ATLANTA – A small-town newspaper’s story about a freshman legislator prompted the most unusual display of political damage control seen in two decades at the Georgia House of Representatives.
A strident libertarian in office less than two weeks who has introduced a handful of nonconventional bills received a serial lecture Friday morning from a parade of Republican leaders intent on distancing the party from his proposals before they go viral on the Internet.
Perhaps it’s the nature of modern communication that spooked the leaders into condemning Rep. Sam Moore’s legislation, specifically House Bill 1033, which sought to ensure people’s Fifth Amendment right against self-incrimination by repealing anti-loitering laws. The way the bill was reported in the Cherokee Tribune focused on the example of police ferreting out people on the sex-offender registry by questioning them while hanging out at a school yard.

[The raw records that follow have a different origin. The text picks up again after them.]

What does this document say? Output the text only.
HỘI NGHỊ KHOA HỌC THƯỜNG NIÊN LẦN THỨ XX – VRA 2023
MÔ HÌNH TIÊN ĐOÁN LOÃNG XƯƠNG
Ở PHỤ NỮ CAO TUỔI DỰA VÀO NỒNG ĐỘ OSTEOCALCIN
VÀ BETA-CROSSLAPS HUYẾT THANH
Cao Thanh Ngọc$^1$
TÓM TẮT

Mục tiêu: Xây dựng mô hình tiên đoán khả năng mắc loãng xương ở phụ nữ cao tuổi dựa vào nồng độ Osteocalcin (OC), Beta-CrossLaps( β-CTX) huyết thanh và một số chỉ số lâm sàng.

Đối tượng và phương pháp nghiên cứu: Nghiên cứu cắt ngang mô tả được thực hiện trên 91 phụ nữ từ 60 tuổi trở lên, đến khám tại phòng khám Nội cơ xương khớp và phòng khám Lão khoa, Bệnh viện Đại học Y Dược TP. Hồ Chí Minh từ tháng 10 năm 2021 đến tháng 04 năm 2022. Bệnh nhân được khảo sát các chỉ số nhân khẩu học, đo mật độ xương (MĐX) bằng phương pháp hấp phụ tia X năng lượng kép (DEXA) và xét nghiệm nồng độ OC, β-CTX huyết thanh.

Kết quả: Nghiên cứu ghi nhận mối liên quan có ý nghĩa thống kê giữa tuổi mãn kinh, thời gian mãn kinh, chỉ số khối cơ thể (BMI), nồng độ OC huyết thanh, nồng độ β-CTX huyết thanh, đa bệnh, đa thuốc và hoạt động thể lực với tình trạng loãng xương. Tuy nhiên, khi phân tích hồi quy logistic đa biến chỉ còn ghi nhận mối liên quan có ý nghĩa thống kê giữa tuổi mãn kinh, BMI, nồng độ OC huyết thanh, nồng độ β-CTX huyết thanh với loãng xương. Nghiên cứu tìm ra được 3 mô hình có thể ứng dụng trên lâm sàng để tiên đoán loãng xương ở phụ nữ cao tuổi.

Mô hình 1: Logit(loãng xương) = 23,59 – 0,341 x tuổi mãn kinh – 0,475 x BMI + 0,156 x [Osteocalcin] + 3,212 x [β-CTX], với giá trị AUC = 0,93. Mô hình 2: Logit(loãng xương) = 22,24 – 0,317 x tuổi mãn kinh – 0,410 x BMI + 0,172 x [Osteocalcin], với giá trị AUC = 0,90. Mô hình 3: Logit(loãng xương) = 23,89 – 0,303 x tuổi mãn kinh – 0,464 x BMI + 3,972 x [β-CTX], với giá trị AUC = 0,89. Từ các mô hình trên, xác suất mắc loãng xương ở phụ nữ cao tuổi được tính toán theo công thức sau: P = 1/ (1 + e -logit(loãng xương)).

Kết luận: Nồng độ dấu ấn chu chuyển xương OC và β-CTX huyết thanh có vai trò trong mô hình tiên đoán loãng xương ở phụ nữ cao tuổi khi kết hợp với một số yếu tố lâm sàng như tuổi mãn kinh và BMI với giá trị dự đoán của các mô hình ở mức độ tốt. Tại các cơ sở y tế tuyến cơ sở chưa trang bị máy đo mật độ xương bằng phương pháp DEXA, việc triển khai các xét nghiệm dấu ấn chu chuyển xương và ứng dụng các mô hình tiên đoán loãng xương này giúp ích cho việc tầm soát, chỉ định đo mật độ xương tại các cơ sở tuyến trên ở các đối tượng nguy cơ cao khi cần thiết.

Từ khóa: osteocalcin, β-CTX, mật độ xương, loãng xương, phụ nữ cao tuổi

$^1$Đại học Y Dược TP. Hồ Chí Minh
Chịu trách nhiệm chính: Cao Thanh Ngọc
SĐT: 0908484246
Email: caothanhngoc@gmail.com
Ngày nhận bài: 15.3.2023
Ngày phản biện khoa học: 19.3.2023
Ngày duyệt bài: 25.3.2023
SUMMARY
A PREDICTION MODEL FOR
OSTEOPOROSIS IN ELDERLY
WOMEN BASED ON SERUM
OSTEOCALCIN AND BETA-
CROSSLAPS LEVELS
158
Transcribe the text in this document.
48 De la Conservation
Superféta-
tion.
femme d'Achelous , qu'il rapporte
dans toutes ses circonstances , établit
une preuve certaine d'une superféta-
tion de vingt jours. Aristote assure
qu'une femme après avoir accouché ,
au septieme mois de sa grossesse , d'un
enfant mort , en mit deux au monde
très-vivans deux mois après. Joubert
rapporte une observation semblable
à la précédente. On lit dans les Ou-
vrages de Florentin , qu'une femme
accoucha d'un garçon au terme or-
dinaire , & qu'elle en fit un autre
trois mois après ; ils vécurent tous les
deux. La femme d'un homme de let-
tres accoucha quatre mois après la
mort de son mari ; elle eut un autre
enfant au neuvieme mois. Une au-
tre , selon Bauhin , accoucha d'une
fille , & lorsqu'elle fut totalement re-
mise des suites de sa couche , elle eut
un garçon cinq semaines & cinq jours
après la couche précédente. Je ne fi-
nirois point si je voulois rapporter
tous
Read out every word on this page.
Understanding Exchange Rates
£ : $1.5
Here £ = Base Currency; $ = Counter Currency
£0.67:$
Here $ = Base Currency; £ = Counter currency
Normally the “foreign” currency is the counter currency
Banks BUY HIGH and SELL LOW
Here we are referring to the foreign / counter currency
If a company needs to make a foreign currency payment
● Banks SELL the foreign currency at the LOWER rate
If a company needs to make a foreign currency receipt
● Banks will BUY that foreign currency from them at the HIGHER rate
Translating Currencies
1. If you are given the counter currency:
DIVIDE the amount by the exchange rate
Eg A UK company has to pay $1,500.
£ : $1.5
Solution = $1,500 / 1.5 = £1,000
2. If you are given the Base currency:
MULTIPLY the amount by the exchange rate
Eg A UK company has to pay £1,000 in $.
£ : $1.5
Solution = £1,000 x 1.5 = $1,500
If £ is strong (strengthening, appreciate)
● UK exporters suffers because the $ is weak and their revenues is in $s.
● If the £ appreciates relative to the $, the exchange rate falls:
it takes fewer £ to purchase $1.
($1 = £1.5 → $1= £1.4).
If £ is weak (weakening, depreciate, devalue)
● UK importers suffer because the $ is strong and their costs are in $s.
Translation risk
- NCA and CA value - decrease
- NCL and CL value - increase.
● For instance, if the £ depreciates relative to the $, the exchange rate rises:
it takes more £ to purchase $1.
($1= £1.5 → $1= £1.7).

The comments of the local sheriff – and Moore’s own feeble rebuttals – painted the Macedonia Republican as advocating unchecked child molestation.
In years past, a bill by a twentysomething who won a special election in the middle of the legislative session and news about it in his hometown paper wouldn’t have stirred much reaction beyond gossip around the Gold Dome.
But in an era of social media and blistering satire on late-night television, Republican leaders wanted to take no chances of having Moore become the face of the party shackled like a millstone around the neck of every GOP candidate.
So, they came, one by one, to the well of the House to blast the upstart.
“I see a bill and I see newspaper articles overnight that say a member of my party actually wants to submit Georgia’s children to convicted sex offenders at their school grounds and ex-offenders, and I just want everybody to know that the party I so represent – caucus with in this place – in no way, shape or form condones that sort of proposition,” said Majority Leader Larry O’Neal.
“In my personal opinion, it’s the most irresponsible and egregious example of proposed legislation I’ve seen in my entire life.”
The usually boisterous House chamber was silent as he spoke, partly because of how unusual it is for him to come forward during a time normally reserved for backbenchers and the minority to get things off their chests or to announce birthdays and visiting civic clubs.
He was followed by Rules Chairman John Meadows, who acknowledged frequently killing popular legislation in his committee, the last stop before heading to the full House.
“As many of you know from experience, I don’t pass every bill out. I can assure you that this bill will not get on this floor for any discussion,” said Meadows, R-Calhoun.
Beyond that, Meadows delivered a veiled threat that Moore’s legislative career will be a frustrating one.
“If the author comes with others, I will be very suspect on any bill, and it would be awful to be most ineffective person in this building,” he said, a comment one observer described as a political death sentence.
In his short time in the House, Moore has also stood out for repeatedly voting against legislation, often one of only two “no” votes. Since bills require 91 votes to pass the House, legislating is a team sport, and lone practitioners who don’t help their colleagues advance bills find their colleagues don’t help them either.
Moore went so far as to join his fellow “no” voter, Rep. Charles Gregory, R-Kennesaw, in voting for a motion to override a ruling by House Speaker David Ralston, an effort that failed 2-172 in which even the minority party did not participate. That didn’t win either man any friends among the leadership.
Moments after Moore’s public scolding, the Georgia Republican Party issued a statement from Chairman John Padgett.
“This legislation does not reflect the core values of the Georgia Republican Party and will ultimately compromise the safety of our children and the future of our state,” he said.
But the attack by association had already begun.
The Democratic Party of Georgia issued tweets, Facebook posts and a press release tarring the GOP. “The Modern Georgia Republican Party,” the headline screamed.
“This is what the Georgia Republican Party has come to,” said Democratic Chairman DuBose Porter. “And this is why they’re in trouble.”
One Democratic operative joked on Twitter that as of Friday, her party had garnered all of the attack footage it would need for all of the fall campaigns.
So, while most Georgians would have little other reason to ever hear of Sam Moore – who was already facing a tough primary challenge in May, it’s likely that his bearded mug will become the face of Republican candidates across the state by November.
That is despite the best efforts of the leadership to prove he’s a pariah.